(ASI) A Roma, presso l'hotel “Londra & Cargill” in Piazza Sallustio, è stato presentato ultimamente il libro “Il chicco acre della melagrana” ( Divina Follia ed., 2018), scritto a quattro mani da Letizia Leonardi, giornalista,e Giorgio Kevork Orfalian, professionista armeno da anni residente nell' Urbe.
Il racconto autobiografico della vita di Orfalian, nato nel 1950 in Libia (dove il nonno era stato deportato, proveniente da Aleppo, dai turchi durante il “Medz Yeghern”, il vero e proprio genocidio armeno perpetrato dal Governo ottomano nel 1915).
Una vita da film, quella di Orfalian: che, trasferitosi giovanissimo in Italia, studia vari anni nel Collegio armeno di Venezia; sino a quando, nel 1969, non può tornare dalla famiglia, in una Libia dove, nel frattempo (1 settembre), è scoppiata la rivoluzione del colonnello Gheddafi, che liquida la monarchia filoccidentale di re Idris. Trasferitosi a Roma, Giorgio si dedica ai lavori piu' umili: esperienze, queste, che, però, gli permettono di fare altre conoscenze ( tra cui anche personalità come Enrico Maria Salerno e Pier Paolo Pasolini), e introdursi nel mondo commerciale. Da rappresentante nel settore abbigliamento, il giovane Giorgio gira allora un po' tutti i Paesi del Medio Oriente; sinchè, nell'inquieta Turchia degli anni '70, stretta fra terrorismo e fremiti golpisti ( nel '70 c'era stato il primo putsch dei generali turchi ), nel '77 viene arrestato sotto la falsa accusa di terrorismo.
L' esperienza del carcere - ha raccontato Orfalian – è stata veramente disumana ( non a caso, sullo schermo in fondo alla sala venivano proiettate, intanto, scene del “cult-movie” degli anni ' 70 di Alan Parker “Fuga di mezzanotte”). Dopo 9 mesi di carcerazione e torture, riconosciuto innocente del reato di terrorismo ( che gli è costato una condanna a morte, mai revocata), Giorgio, liberato, può tornare in Armenia , dove lavorerà sodo altri anni, per ricrearsi un' adeguata base di vita.

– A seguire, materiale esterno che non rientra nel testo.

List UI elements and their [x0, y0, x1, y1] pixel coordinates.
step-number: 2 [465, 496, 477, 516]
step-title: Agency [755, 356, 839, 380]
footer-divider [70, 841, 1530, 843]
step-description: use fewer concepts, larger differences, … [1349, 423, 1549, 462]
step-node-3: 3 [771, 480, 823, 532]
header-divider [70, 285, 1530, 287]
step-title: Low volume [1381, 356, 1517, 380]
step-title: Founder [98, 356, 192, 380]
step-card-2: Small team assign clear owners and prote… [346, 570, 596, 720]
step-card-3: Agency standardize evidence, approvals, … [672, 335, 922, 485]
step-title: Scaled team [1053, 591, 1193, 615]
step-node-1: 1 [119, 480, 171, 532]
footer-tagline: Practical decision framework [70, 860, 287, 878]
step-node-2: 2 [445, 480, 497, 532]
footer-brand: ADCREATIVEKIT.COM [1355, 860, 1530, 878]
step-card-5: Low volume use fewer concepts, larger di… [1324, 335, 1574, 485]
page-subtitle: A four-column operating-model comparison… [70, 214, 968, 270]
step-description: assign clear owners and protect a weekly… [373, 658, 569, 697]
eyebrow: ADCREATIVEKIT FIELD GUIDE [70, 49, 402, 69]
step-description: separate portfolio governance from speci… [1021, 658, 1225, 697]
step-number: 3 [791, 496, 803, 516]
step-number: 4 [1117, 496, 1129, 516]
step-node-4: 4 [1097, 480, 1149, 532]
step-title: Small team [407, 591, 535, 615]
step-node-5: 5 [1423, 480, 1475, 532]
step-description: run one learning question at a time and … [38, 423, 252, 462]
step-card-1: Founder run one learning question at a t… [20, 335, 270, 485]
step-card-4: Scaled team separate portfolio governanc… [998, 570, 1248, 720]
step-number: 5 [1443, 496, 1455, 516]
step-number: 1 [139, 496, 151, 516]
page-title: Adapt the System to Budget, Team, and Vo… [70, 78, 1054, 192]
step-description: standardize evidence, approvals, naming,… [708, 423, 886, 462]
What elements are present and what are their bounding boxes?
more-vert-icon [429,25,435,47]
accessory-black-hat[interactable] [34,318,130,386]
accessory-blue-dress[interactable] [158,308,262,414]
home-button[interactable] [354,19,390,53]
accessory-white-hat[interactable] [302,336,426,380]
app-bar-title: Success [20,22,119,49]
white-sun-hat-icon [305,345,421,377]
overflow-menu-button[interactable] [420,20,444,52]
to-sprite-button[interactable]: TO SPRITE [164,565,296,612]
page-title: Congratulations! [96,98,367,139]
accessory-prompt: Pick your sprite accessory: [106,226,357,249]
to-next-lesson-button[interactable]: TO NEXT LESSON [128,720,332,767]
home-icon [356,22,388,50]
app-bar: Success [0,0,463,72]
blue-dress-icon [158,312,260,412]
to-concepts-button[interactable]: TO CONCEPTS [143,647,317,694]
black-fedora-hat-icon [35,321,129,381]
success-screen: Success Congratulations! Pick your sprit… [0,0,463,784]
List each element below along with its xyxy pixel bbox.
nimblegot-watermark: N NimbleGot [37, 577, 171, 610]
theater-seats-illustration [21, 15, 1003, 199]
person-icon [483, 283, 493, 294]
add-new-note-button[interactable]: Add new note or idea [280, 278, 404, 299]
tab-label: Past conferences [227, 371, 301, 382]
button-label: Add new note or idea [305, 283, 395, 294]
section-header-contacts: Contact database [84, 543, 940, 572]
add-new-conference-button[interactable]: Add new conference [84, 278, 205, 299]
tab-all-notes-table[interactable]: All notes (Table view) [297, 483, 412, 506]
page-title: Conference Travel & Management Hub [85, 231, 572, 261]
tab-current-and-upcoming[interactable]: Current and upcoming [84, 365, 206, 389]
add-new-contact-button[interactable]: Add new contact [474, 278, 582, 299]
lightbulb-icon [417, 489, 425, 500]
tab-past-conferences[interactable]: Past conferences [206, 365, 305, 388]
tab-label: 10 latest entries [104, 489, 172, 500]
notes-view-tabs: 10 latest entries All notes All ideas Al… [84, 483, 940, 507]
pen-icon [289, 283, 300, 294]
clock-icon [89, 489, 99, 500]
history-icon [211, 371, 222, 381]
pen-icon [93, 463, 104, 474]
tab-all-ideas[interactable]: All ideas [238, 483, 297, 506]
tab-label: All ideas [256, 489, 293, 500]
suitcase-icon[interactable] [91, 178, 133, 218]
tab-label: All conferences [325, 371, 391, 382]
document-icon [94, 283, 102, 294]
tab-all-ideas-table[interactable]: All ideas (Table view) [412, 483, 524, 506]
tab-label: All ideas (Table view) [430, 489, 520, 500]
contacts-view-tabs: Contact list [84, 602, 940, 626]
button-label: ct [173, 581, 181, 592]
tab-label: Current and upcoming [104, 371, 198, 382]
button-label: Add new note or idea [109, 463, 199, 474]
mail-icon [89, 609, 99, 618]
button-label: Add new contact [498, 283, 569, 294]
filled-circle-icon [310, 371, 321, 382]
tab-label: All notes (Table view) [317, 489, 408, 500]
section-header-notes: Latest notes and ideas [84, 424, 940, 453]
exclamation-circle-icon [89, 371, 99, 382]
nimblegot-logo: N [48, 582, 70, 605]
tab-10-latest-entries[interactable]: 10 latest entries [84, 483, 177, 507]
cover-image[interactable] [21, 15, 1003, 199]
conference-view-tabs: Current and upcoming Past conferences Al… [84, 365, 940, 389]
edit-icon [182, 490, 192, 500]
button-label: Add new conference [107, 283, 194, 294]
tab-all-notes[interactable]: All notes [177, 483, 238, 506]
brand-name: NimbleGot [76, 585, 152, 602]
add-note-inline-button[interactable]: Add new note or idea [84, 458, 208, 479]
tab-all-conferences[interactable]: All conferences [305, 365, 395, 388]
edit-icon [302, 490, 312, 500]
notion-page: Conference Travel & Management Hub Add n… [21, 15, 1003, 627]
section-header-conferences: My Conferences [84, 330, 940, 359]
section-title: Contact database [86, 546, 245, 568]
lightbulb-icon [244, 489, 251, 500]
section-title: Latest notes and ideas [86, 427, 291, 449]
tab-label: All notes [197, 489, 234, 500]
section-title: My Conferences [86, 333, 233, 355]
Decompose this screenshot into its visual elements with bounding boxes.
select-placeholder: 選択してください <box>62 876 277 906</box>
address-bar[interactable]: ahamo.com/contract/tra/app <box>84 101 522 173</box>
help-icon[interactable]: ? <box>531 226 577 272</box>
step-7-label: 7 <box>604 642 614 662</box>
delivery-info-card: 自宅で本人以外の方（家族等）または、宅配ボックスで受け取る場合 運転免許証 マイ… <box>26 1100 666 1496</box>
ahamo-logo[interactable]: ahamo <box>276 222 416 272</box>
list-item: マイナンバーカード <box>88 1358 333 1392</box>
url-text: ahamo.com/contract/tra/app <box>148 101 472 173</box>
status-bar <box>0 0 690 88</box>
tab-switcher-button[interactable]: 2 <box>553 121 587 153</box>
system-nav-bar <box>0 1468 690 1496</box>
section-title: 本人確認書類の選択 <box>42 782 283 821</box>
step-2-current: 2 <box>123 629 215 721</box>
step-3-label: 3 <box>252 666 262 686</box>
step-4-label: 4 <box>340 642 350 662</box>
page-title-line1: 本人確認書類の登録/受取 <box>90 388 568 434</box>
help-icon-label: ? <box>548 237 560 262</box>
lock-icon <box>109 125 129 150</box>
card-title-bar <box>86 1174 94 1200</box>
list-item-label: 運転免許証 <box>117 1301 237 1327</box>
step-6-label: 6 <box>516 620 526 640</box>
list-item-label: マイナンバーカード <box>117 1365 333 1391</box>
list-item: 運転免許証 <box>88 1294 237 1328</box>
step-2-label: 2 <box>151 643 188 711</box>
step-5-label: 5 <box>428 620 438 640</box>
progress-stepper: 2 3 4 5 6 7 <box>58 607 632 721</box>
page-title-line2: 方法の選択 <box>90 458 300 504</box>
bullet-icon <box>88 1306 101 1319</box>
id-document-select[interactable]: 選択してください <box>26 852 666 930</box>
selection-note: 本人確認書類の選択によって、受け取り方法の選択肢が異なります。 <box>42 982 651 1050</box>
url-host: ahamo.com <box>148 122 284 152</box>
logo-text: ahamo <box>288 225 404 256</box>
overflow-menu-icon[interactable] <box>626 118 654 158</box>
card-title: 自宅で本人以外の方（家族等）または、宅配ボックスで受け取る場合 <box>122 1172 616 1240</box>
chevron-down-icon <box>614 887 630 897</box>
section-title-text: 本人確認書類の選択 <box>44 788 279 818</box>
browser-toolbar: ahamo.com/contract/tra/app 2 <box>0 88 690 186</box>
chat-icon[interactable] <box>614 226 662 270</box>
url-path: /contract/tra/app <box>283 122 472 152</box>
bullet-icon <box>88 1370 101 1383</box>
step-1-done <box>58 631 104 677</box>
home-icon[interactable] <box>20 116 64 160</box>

Dedicatosi, oltre che al commercio, anche al lavoro come agente finanziario internazionale, padrone di ben 7 lingue, Orfalian farà, poi, anche le altre profonde esperienze del volontariato in soccorso ai terremotati di Spitak ( dicembre 1988), nel nord d' un' Armenia all' epoca ancora sotto la sovranità sovietica; e in ultimo, dopo l'indipendenza armena in seguito al crollo dell' URSS (settembre 1991), anche della guerra con l' Azerbaijan (1992- '94), scoppiata per la secessione, da quest' ultimo, dell' enclave armena del Nagorno-Karabakh ( o Artsakh). Un conflitto che, dopo aver provocato 30.000 morti e non essersi mai veramente concluso, si riaccenderà, dopo periodiche fiammate, ad aprile 2016, causando piu' di altre cento vittime.
Come per tutti gli armeni, la vita di Giogio Kevork Orfalian risulta segnata dal dolore per il genocidio del 1915 “e dintorni”: dolore acuito dalla posizione tuttora assunta dal Governo turco, che , a proposito di quegli avvenimenti – lo sterminio, appunto, di un milione e mezzo di armeni nel “1915 e dintorni” - si rifiuta ostinatamente di parlare di “genocidio”, ma. al massimo, di morti per fame, stenti o per episodi di violenza causati dai comandi locali del proprio esercito, ma non frutto d' un disegno preordinato. “Ci furono invece, ai primi del 1915”, ha ricordato Orfalian , “vari segnali inquietanti, che purtroppo noi armeni sottovalutammo: a gennaio, infatti, il Governo turco disarmò i battaglioni armeni, inquadrati nel proprio esercito, che, nella situazione successiva, avrebbero potuto opporti validamente allo sterminio. Poi, quando il 24 aprile iniziò il “Medz Yeghern”, la prima mossa turca fu l' eliminazione sistematica di tutta l'elite armena (giornalisti, scrittori, medici, avvocati, ecc..: cioè tutti quei professionisti, culturalmente dotati, che avrebbero potuto denunciare meglio al mondo quel che stava accadendo). Ma il destino del nostro popolo, se ha previsto sempre varie sciagure, ci ha sempre dato, però, anche la possibilità di risorgere”.